Que la lucha democrática por el despacho más poderoso del mundo tenga lugar entre dos ancianos altamente incapaces (uno, próximo a la demencia; el otro, bordeando la locura) no es un capricho de los dioses. La crisis de las democracias occidentales se ha manifestado de forma delirante en esta pugna largamente anticipada por la Casa Blanca. Primero, porque tanto Biden como Trump han dinamitado una de las piedras angulares del sistema norteamericano como es la elección del candidato vía primarias (eso es responsabilidad menor del inquilino actual; los dos grandes partidos suelen asumir la continuidad por inercia), un sistema de elección que Trump ha castrado imitando las reglas hasta convertirlo en una simple precampaña. A su vez, y en eso también se ha impuesto el trumpismo, los dos candidatos han deslegitimado a priori la elección final afirmando que la victoria contraria implicaría el fin de la democracia efectiva.

En un entorno normalizado de política, las bases y los medios de comunicación norteamericanos no habrían permitido ni la actual presidencia Biden ni los intentos de Trump de volver al poder mientras viva empantanado en decenas de casos de corrupción. Pero los Estados Unidos, nos complazca o no, marcan la pauta de una política futura donde el séquito de los candidatos se caracterizará por tener mucha implicación y generar también mucha indiferencia general. Así ocurre con estos dos hombres, desestimados por gran parte de la población a quien finalmente tendrán que servir, pero cimentados en una corte de supporters cada vez más agónica pero más irritada con el bando contrario.
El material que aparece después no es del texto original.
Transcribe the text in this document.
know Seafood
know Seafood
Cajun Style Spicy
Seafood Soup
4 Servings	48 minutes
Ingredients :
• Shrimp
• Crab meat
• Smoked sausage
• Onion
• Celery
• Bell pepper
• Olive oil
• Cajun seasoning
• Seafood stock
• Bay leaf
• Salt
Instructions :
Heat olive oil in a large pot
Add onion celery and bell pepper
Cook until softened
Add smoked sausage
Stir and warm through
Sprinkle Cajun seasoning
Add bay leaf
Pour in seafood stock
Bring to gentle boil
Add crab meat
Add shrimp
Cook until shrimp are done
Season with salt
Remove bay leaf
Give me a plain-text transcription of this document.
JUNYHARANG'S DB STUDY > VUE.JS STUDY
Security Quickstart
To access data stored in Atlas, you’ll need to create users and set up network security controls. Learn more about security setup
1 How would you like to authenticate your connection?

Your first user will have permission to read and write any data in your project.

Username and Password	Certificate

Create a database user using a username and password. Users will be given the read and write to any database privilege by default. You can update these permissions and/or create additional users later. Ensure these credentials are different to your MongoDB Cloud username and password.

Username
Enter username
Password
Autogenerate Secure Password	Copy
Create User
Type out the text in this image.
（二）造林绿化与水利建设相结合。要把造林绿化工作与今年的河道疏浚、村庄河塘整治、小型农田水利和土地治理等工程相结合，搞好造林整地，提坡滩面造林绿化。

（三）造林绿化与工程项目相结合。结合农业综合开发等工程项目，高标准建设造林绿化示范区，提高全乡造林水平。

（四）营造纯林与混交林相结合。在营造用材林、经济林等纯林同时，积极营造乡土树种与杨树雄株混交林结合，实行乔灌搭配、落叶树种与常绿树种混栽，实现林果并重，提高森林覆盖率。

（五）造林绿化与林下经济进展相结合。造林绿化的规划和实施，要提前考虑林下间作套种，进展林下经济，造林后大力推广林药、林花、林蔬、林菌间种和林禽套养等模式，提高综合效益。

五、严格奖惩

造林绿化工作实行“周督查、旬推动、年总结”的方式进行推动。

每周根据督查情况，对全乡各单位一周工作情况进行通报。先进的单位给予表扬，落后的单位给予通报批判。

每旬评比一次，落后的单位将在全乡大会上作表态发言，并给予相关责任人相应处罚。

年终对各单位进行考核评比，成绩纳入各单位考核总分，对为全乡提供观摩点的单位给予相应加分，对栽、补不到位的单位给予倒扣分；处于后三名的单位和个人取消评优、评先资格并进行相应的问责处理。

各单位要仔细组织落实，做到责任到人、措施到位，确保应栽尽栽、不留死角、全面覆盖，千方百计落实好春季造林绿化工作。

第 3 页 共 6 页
El lado trumpista es más folclórico, ruidoso y negacionista de asuntos como el asalto al Capitolio, pero solo hay que repasar brevemente los pódcasts políticos de mis amigos neoyorquinos para ver como siempre acaban tildando a los republicanos de analfabetos.

En un entorno normalizado de política, las bases y los medios de comunicación norteamericanos no habrían permitido ni la actual presidencia Biden ni los intentos de Trump de volver al poder

El aislamiento de los Estados Unidos del nuevo orden mundial ya es una realidad consumada. Lo certifica que ayer mismo, en un intento desesperado por recibir ayuda militar yanqui, Volodímir Zelenski cifrara por primera vez en 31.000 el número de militares ucranianos muertos desde el inicio de la guerra. También explica que, en la controvertida entrevista de Vladímir Putin con Tucker Carlson, el presidente ruso (especulando sobre una posible participación militar norteamericana en terreno ucraniano), respondiera vacilante como un pepito que eso implicaría "acercar la humanidad a un conflicto global muy serio", remachando: "¿Los Estados Unidos lo necesitan? ¿Por qué? ¿A miles de kilómetros de su territorio nacional? ¿No tienen nada mejor que hacer? Ustedes tienen problemas más importantes que resolver, como la inmigración, la frontera, el déficit. ¿No sería mejor acabar negociando con Rusia?".

Por mucho que nos duela, y gane quien gane la presidencia de los Estados Unidos, parece que el nuevo orden mundial girará hacia el aislacionismo conservador; por lo tanto, Zelenski tendrá que ir pensando en un pacto más bien posibilista con Rusia, quién sabe si con el sello norteamericano como mero espectador. Futuribles aparte, el escarnio de Putin —que concedía la mencionada entrevista poco antes de que el opositor Alekséi Navalni fuera asesinado— sitúa (con mucha picardía) la inmigración como la herida que trastoca a la mayoría de países del mundo. Nosotros formamos parte de esta red, solo faltaría, y hemos llegado tarde y mal a un debate necesario sobre el impacto que los recién llegados implican en la cohesión social del país. Escribo "tarde y mal", pues las únicas soluciones que nuestros partidos aportan es la política de puertas abiertas o las versiones edulcoradas del aislacionismo orriolesco.

No es extraño que en la nueva era que afrontamos (el exministro y antiguo sex symbol de la izquierda Yanis Varoufakis lo ha llamado "tecnofeudalismo"), los nuevos urdidores de la política mundial sean los amos de las plataformas tecnológicas; a saber, los titiriteros que controlan el algoritmo que nos mantiene bien entretenidos comprando libros a un precio aparentemente razonable mientras polarizan el mundo de quien todavía se interesa por la política (dicho de otra forma, intensificando su propia ideología mientras crean un entorno masivo de indiferencia general). Podemos pensar que todo esto de lo que hablo suena muy lejano, pero resulta fácil de comprobar cómo la clase política catalana —criada entre el 2006 hasta el postprocés— sufre la idéntica falta de temple de Biden y la preocupante delusión mental trumpista. Así es como vivimos la política tribal: con una gran implicación y, a su vez, una soberana indiferencia.